Being located along a major freight corridor delivers enormous economic value for Connecticut, but a decline in truck traffic will jeopardize countless jobs at the many truck stops, travel plazas and rest areas across the state. Distribution centers, which provide tens of thousands of good-paying jobs, are sustained by constant truck traffic. Lamont’s truck tax is going to significantly increase their operating costs, and large retailers will certainly think twice about locating warehouses and fulfillment centers in the Nutmeg State.

This is exactly the kind of short-sighted policy that has helped to destroy Connecticut’s business climate over the past two decades, triggering a corporate migration crisis and a flight of people and jobs out of state. Connecticut ranks among the worst states to start a business, and eight out of 10 companies say the business climate is declining.

This cynical ploy to hammer the central and most critical link in the supply chain will be felt far and wide. Each truckload departing from one of Connecticut’s many marvelous manufacturers will be carrying a new price tag. This insidious truck tax will increase the cost of doing business for companies large and small and increase the cost of living for everyone across the income scale.

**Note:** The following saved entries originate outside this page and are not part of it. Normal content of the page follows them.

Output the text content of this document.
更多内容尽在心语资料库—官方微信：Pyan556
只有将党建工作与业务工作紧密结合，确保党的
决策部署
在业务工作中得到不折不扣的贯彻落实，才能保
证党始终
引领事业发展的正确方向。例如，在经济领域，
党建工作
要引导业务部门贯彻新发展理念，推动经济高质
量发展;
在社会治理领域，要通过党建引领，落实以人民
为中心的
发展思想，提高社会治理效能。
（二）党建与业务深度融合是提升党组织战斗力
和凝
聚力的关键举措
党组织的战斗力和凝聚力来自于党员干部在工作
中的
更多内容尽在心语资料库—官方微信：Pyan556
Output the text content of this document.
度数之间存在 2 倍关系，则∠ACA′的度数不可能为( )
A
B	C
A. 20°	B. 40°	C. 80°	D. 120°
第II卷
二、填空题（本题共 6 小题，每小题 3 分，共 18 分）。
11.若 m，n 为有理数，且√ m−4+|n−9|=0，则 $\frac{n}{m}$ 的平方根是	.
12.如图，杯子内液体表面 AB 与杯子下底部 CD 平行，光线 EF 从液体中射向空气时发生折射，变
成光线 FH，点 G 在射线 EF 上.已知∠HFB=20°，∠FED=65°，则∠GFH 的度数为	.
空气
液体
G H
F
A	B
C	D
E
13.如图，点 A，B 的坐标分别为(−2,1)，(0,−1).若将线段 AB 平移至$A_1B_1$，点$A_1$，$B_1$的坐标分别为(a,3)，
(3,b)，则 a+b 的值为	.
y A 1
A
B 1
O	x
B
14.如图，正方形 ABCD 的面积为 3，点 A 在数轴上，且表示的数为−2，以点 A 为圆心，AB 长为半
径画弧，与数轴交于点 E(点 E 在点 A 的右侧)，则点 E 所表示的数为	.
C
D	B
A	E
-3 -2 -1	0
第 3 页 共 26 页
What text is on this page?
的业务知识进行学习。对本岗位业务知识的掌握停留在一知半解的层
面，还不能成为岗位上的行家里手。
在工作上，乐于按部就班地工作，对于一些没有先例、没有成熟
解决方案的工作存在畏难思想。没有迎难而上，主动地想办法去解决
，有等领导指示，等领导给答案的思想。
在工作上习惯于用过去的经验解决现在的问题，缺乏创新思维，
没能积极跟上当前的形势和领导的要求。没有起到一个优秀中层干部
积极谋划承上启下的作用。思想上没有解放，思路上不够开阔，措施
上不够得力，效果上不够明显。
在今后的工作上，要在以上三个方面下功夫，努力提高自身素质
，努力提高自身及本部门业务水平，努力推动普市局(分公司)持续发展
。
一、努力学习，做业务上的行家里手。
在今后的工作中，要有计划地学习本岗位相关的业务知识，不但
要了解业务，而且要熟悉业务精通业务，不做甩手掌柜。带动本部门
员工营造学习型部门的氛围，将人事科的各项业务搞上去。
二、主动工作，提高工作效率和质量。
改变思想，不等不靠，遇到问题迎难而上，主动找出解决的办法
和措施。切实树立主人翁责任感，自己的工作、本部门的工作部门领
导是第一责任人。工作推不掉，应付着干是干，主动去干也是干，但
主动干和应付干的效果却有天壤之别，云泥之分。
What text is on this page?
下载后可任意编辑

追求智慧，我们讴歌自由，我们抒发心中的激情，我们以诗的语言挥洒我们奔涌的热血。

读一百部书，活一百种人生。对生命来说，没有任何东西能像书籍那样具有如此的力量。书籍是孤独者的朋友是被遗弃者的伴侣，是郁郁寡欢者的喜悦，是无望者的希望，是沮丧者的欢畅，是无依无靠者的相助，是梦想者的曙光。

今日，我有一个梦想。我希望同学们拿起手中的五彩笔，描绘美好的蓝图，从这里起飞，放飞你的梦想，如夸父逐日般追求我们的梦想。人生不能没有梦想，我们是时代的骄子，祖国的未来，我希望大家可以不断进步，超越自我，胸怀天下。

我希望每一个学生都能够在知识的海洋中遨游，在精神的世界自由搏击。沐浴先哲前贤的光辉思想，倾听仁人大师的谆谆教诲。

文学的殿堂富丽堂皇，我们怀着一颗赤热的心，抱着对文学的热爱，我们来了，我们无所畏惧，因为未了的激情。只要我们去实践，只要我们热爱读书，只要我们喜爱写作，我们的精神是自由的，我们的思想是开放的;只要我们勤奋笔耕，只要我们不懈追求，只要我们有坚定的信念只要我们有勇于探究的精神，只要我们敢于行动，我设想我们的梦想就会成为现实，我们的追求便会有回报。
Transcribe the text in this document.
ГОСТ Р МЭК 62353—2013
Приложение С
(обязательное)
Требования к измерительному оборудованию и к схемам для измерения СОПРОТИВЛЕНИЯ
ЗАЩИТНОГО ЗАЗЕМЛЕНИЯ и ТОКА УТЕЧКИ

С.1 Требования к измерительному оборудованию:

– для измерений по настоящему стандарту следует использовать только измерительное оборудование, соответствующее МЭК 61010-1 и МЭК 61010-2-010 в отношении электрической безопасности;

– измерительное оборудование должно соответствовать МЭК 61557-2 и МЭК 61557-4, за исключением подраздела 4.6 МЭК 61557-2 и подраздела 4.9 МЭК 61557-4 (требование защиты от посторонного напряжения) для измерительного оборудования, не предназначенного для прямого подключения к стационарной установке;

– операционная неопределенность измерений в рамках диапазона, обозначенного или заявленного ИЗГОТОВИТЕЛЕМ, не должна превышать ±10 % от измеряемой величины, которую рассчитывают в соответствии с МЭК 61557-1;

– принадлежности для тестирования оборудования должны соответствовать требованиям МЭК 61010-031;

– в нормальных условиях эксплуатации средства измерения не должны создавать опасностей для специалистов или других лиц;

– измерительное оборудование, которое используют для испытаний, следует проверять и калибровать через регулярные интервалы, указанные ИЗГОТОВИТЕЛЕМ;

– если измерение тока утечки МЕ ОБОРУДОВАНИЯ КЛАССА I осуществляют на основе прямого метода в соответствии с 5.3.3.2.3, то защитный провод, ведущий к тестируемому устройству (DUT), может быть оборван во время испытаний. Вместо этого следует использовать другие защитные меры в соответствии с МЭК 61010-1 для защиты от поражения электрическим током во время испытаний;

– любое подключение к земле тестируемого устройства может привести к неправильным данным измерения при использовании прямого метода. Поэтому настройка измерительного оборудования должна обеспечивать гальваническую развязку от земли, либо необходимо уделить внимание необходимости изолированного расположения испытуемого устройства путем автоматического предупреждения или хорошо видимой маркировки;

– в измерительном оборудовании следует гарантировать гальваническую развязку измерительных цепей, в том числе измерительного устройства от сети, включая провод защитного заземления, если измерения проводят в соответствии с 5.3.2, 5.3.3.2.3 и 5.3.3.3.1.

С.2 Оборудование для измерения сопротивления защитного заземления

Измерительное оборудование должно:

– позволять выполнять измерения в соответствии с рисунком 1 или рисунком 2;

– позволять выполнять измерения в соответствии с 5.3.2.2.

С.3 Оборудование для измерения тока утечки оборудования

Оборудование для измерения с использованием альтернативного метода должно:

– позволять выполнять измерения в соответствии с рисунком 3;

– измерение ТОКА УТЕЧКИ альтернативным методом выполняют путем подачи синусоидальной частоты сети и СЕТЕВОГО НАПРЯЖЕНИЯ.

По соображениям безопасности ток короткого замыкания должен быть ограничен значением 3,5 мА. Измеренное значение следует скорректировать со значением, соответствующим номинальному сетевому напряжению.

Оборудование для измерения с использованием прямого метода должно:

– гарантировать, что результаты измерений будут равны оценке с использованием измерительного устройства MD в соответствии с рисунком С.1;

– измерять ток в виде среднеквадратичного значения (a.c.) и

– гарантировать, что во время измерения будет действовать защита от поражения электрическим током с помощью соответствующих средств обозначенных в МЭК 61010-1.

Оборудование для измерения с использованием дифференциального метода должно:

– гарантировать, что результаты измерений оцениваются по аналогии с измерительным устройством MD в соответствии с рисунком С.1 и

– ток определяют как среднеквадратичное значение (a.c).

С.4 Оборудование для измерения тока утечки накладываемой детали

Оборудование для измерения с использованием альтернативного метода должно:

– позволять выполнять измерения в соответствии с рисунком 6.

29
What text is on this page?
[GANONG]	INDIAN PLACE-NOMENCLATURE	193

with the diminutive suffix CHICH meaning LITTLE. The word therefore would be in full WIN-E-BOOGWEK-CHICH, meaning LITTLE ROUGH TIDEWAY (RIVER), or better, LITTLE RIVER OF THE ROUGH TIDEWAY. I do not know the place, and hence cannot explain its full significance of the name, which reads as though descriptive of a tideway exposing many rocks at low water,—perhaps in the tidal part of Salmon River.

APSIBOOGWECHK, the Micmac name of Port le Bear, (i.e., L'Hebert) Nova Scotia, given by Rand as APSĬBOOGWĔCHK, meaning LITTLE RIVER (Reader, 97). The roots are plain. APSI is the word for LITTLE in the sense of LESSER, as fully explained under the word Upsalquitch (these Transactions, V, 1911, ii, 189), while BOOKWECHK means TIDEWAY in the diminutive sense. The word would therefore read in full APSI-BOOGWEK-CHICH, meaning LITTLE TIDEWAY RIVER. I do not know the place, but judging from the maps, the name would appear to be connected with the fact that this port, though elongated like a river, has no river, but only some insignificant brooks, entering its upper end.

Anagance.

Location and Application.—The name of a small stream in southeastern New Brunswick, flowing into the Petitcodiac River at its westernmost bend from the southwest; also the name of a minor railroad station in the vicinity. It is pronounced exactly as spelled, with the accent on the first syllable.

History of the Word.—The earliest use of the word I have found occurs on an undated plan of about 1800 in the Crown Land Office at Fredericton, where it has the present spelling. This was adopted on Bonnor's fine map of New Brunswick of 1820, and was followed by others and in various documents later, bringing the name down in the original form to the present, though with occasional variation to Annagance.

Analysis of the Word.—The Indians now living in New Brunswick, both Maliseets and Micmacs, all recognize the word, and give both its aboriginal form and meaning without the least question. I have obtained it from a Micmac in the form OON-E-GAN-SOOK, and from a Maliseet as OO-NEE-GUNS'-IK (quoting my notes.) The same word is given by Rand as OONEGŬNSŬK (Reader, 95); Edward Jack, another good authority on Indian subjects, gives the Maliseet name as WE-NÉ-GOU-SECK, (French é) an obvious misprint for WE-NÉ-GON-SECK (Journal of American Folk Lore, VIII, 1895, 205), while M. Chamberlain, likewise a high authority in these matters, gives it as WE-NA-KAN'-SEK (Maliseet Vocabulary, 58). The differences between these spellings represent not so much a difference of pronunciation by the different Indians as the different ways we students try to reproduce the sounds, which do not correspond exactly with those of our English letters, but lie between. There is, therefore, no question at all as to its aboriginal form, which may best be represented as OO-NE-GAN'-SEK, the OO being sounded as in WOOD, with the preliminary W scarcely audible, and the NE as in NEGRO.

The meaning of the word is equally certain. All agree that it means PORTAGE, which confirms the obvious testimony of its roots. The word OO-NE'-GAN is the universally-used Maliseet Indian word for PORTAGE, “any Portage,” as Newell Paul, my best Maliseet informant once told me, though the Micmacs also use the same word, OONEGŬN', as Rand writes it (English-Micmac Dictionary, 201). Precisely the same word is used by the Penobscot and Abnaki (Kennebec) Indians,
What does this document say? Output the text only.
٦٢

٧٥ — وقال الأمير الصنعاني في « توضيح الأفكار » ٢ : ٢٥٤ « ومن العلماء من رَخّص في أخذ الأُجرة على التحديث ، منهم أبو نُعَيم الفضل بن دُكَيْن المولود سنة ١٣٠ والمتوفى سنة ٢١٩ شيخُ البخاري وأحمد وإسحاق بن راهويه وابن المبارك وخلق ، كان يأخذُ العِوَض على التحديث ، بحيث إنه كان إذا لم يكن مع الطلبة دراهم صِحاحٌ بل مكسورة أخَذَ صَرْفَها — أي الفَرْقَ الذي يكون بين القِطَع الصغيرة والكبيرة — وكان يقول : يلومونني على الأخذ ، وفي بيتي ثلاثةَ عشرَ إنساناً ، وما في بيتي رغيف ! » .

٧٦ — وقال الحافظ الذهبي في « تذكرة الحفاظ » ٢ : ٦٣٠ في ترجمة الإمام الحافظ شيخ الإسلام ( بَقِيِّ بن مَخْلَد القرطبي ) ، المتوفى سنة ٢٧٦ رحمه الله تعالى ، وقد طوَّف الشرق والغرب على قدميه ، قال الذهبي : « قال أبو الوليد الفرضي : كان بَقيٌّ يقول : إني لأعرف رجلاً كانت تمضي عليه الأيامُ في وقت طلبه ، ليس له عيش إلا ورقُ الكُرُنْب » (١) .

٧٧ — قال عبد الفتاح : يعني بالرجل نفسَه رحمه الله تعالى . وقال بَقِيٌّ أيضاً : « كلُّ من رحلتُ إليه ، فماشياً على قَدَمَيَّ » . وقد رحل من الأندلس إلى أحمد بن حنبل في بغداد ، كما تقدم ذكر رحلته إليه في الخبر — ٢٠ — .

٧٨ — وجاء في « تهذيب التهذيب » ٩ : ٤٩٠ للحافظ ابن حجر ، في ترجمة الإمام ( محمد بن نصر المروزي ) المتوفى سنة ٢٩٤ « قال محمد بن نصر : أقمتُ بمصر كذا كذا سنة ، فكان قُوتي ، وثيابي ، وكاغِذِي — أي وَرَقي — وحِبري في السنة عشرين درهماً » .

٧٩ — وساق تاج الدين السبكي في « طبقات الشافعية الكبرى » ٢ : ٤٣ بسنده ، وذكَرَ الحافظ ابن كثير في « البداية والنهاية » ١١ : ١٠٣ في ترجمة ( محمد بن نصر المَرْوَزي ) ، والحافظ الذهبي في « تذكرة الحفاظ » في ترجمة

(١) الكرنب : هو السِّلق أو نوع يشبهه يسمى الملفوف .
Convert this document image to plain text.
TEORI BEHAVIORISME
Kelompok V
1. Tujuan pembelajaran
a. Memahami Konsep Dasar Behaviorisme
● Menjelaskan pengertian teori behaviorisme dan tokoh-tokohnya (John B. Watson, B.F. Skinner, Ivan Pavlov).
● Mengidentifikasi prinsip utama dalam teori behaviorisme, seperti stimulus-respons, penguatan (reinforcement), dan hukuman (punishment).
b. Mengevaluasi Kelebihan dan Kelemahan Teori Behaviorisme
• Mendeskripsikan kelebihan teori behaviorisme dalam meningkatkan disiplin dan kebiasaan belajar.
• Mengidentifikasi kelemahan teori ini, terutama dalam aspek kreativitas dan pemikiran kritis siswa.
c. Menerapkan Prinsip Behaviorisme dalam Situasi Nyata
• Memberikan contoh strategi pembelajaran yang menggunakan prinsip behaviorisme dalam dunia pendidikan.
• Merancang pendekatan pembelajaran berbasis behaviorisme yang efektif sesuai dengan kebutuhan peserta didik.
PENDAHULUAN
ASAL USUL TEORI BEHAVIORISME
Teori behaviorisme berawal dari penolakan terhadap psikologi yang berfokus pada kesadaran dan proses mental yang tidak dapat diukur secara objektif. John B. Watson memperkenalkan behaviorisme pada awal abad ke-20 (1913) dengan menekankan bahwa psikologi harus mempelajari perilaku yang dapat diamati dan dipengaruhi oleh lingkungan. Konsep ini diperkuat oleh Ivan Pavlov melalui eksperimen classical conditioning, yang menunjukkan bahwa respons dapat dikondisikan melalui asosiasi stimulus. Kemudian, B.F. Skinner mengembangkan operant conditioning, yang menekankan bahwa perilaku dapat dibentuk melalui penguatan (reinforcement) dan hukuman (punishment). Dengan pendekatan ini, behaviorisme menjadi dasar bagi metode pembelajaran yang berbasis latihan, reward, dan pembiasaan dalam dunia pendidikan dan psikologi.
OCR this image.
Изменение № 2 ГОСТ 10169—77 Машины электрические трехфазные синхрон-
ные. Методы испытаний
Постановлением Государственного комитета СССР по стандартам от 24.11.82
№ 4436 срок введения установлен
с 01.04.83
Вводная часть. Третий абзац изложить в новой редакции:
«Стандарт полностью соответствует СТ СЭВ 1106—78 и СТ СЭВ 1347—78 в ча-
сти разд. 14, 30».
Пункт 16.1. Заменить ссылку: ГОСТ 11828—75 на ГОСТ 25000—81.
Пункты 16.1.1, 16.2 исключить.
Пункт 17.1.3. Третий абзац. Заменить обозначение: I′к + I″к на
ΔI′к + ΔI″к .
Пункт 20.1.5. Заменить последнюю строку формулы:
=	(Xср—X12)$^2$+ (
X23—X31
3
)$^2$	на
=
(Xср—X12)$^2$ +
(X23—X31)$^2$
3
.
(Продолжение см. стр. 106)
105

The people of Connecticut should wonder why the truck tax was passed in such a hurry, without public debate or any analysis on its economic impact. Perhaps it’s because lawmakers have no idea what they’re doing. Or maybe it’s because they know this specific tax scheme, technically known as a “weight-distance” or “ton-mile” tax, is doomed for failure. It’s an antiquated policy that states are moving away from, not toward.

Since 1938, 21 states have repealed their weight-distance taxes. Only four states today charge one. Gov. Lamont cites New York as a model example, but the ton-mile tax there has been an abominable disaster. The truck tax is difficult to enforce and easy to evade, rewarding bad actors and punishing the good. These wasteful inefficiencies always fail to deliver the revenues promised and create overhead costs ultimately borne by the taxpayer. And as neighboring Rhode Island found out, truck-only tax schemes might sound feasible on paper but they are far harder to implement, encountering numerous legal and logistical obstacles.

Despite false claims to the contrary, the trucking industry is proud to pay our fair share for the roads we use. Trucks pay 34 percent of all taxes owed by Connecticut motorists, despite representing only 7 percent of the vehicle miles traveled in the state. On top of that, trucks pay 48 times more in federal highway user fees than do cars. No one appreciates the need for greater infrastructure investment than truckers do.

But there are smarter and more equitable approaches to funding it other than hammering the most central and critical link in the supply chain. Lamont’s truck tax will pour gasoline on the inflationary fire and have disastrous consequences for the people of Connecticut and its economy.

Chris Spear is president and CEO of the American Trucking Associations.